The sound was not good for the first number—the three basses seemed to resonate in the hall, bleeding together into a deep stew that only the cymbals and soaring alto cut through. After the initial disappointment of the first number, however, the sound seemed to improve.
Most pieces began with Falanga bowing high on the neck, Cohen plucking lower and MacDowell—who stood between the two on stage—playing high and light on the electric bass, sometimes even playing chords or arpeggios that approached the sound of a guitar. Cohen’s busy pizzicato, along with Denardo Coleman’s chiming hi-hat and ride cymbal, provided the muscle and movement while Falanga’s arco work created a lush, romantic atmosphere. MacDowell’s bass existed somewhere in-between and on top of the acoustic basses, allowing him more freedom to interact with the leader, picking up phrases and notes from him and doubling melodies.
Coleman’s soloing was full of beauty. Sunny phrases and notes tinged with melancholy and humor were picked up and discarded just as they seemed to be building. His playing has grown spare over the years and he rarely approached the kind of dancing, Charlie Parker-influenced lines of his early recordings. Instead, he seemed to sift quietly through phrases and invest his energy in individual notes that he bit into. Occasionally he played a few phrases on the trumpet or violin, creating some real intensity on the latter with his quick bowing echoed up by the two upright bassists.
There were times when Coleman sat quietly for long stretches, during which Falanga took over, creating rich passages in the upper register of his instrument that Cohen answered by moving up the neck.

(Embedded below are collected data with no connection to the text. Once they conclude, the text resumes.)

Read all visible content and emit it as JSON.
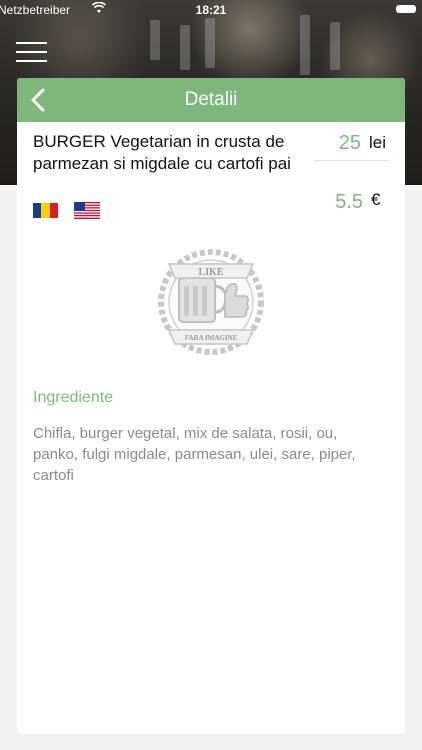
{
  "status_bar": {
    "carrier": "Netzbetreiber",
    "time": "18:21"
  },
  "header": {
    "title": "Detalii"
  },
  "product": {
    "name": "BURGER Vegetarian in crusta de parmezan si migdale cu cartofi pai",
    "price_ron": "25",
    "currency_ron": "lei",
    "price_eur": "5.5",
    "currency_eur": "€"
  },
  "placeholder_image": {
    "top_text": "LIKE",
    "bottom_text": "FARA IMAGINE"
  },
  "ingredients": {
    "title": "Ingrediente",
    "text": "Chifla, burger vegetal, mix de salata, rosii, ou, panko, fulgi migdale, parmesan, ulei, sare, piper, cartofi"
  },
  "colors": {
    "accent": "#7eb77c",
    "text_muted": "#8a8a8a"
  },
  "icons": [
    "wifi-icon",
    "battery-icon",
    "hamburger-menu-icon",
    "back-chevron-icon",
    "romania-flag-icon",
    "usa-flag-icon"
  ]
}
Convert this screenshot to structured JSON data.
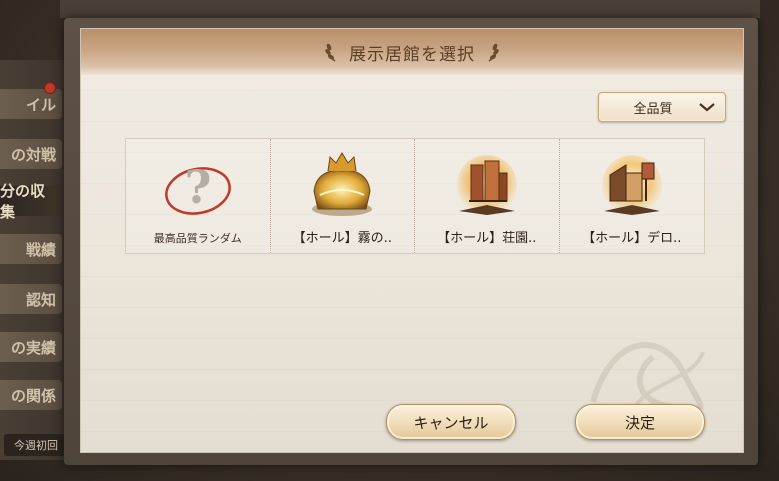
{
  "background": {
    "sidebar_items": [
      "イル",
      "の対戦",
      "分の収集",
      "戦績",
      "認知",
      "の実績",
      "の関係"
    ],
    "sidebar_bottom": "今週初回"
  },
  "modal": {
    "title": "展示居館を選択",
    "filter": {
      "selected": "全品質"
    },
    "items": [
      {
        "label": "最高品質ランダム",
        "icon": "random-question-icon"
      },
      {
        "label": "【ホール】霧の..",
        "icon": "fog-hall-icon"
      },
      {
        "label": "【ホール】荘園..",
        "icon": "manor-hall-icon"
      },
      {
        "label": "【ホール】デロ..",
        "icon": "dero-hall-icon"
      }
    ],
    "cancel_label": "キャンセル",
    "confirm_label": "決定"
  },
  "colors": {
    "title_text": "#5a3f27",
    "accent_red": "#c0392b",
    "button_border": "#b48d5a"
  }
}
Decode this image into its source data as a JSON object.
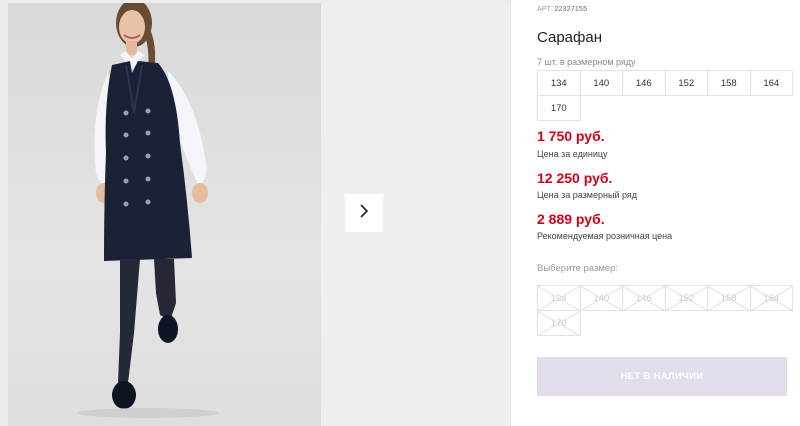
{
  "product": {
    "art_label": "АРТ.",
    "art_number": "22327155",
    "title": "Сарафан",
    "sizes_caption": "7 шт. в размерном ряду",
    "sizes": [
      "134",
      "140",
      "146",
      "152",
      "158",
      "164",
      "170"
    ]
  },
  "prices": [
    {
      "value": "1 750 руб.",
      "note": "Цена за единицу"
    },
    {
      "value": "12 250 руб.",
      "note": "Цена за размерный ряд"
    },
    {
      "value": "2 889 руб.",
      "note": "Рекомендуемая розничная цена"
    }
  ],
  "size_picker": {
    "label": "Выберите размер:",
    "options": [
      "134",
      "140",
      "146",
      "152",
      "158",
      "164",
      "170"
    ]
  },
  "cta": {
    "label": "НЕТ В НАЛИЧИИ"
  },
  "gallery": {
    "next_icon": "chevron-right-icon"
  },
  "colors": {
    "price_red": "#d0021b",
    "cta_bg": "#e2dde8",
    "dress_navy": "#1c2236",
    "gallery_bg": "#ececec"
  }
}
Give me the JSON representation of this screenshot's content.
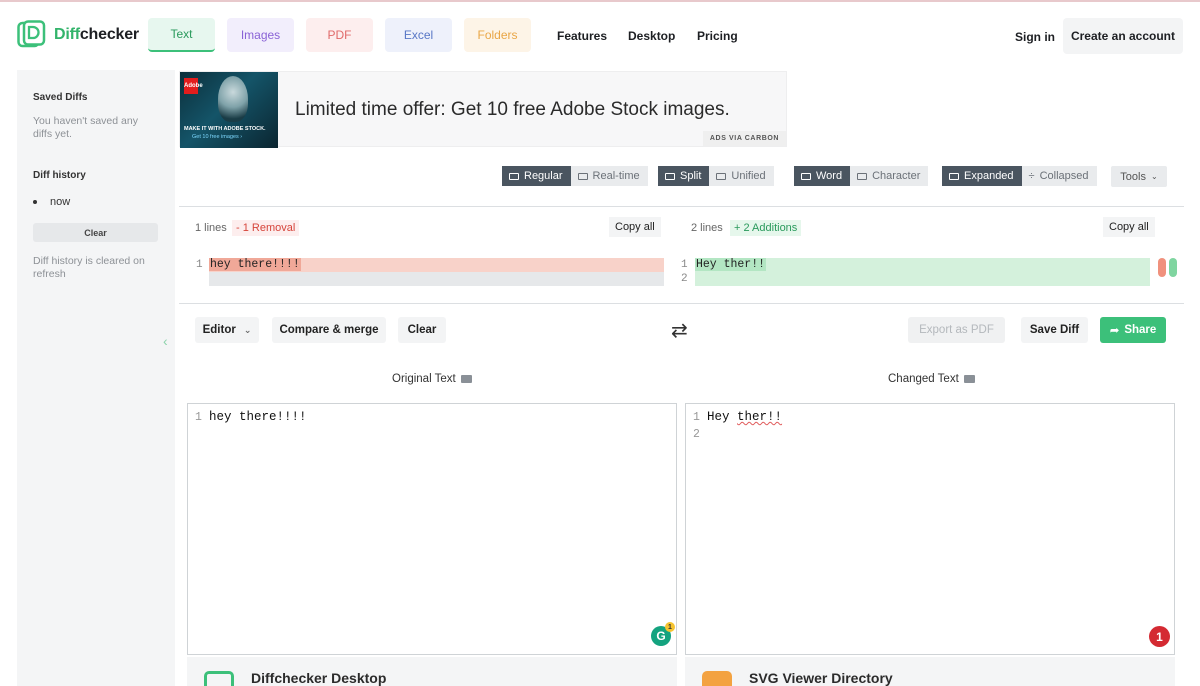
{
  "header": {
    "logo_part1": "Diff",
    "logo_part2": "checker",
    "tabs": [
      "Text",
      "Images",
      "PDF",
      "Excel",
      "Folders"
    ],
    "nav": [
      "Features",
      "Desktop",
      "Pricing"
    ],
    "sign_in": "Sign in",
    "create_account": "Create an account"
  },
  "sidebar": {
    "saved_title": "Saved Diffs",
    "saved_empty": "You haven't saved any diffs yet.",
    "history_title": "Diff history",
    "history_item": "now",
    "clear": "Clear",
    "cleared_note": "Diff history is cleared on refresh"
  },
  "ad": {
    "headline": "Limited time offer: Get 10 free Adobe Stock images.",
    "via": "ADS VIA CARBON",
    "image_caption": "MAKE IT WITH ADOBE STOCK.",
    "image_cta": "Get 10 free images ›",
    "brand": "Adobe"
  },
  "toolbar": {
    "mode": {
      "a": "Regular",
      "b": "Real-time"
    },
    "layout": {
      "a": "Split",
      "b": "Unified"
    },
    "granularity": {
      "a": "Word",
      "b": "Character"
    },
    "view": {
      "a": "Expanded",
      "b": "Collapsed"
    },
    "tools": "Tools"
  },
  "diff": {
    "left_lines": "1 lines",
    "removals": "- 1 Removal",
    "right_lines": "2 lines",
    "additions": "+ 2 Additions",
    "copy_all": "Copy all",
    "left_line_numbers": [
      "1"
    ],
    "left_text": "hey there!!!!",
    "right_line_numbers": [
      "1",
      "2"
    ],
    "right_text": "Hey ther!!"
  },
  "actions": {
    "editor": "Editor",
    "compare_merge": "Compare & merge",
    "clear": "Clear",
    "export_pdf": "Export as PDF",
    "save_diff": "Save Diff",
    "share": "Share"
  },
  "editors": {
    "original_title": "Original Text",
    "changed_title": "Changed Text",
    "original_lines": [
      "1"
    ],
    "original_text": "hey there!!!!",
    "changed_lines": [
      "1",
      "2"
    ],
    "changed_word1": "Hey",
    "changed_word2": "ther!!",
    "grammarly_count": "1",
    "error_count": "1"
  },
  "promos": {
    "left": "Diffchecker Desktop",
    "right": "SVG Viewer Directory"
  },
  "colors": {
    "brand_green": "#3cc07a",
    "removal_bg": "#f7c3b8",
    "addition_bg": "#cdeed8",
    "toggle_on": "#4a5560"
  }
}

Coleman’s reentry elicited a restating of the melody and a quick ending.
The overall mood of the evening seemed to be in the slower numbers, which were quite beautiful and dramatic. Toward the end of the program, the group played what is certainly the most hum-able melody of Coleman’s career, “Turnaround.” It sounded like a slow blues blown long ago in an after-hours nightclub.
The band played one encore, “Lonely Woman,” before which Coleman gave an introduction that proved to be his only announcement of the night.
While Coleman didn’t look frail, he had a calm, monklike physical presence. Watching him draw the deeper emotional elements out of his once iconoclastic music made for a moving and exciting evening.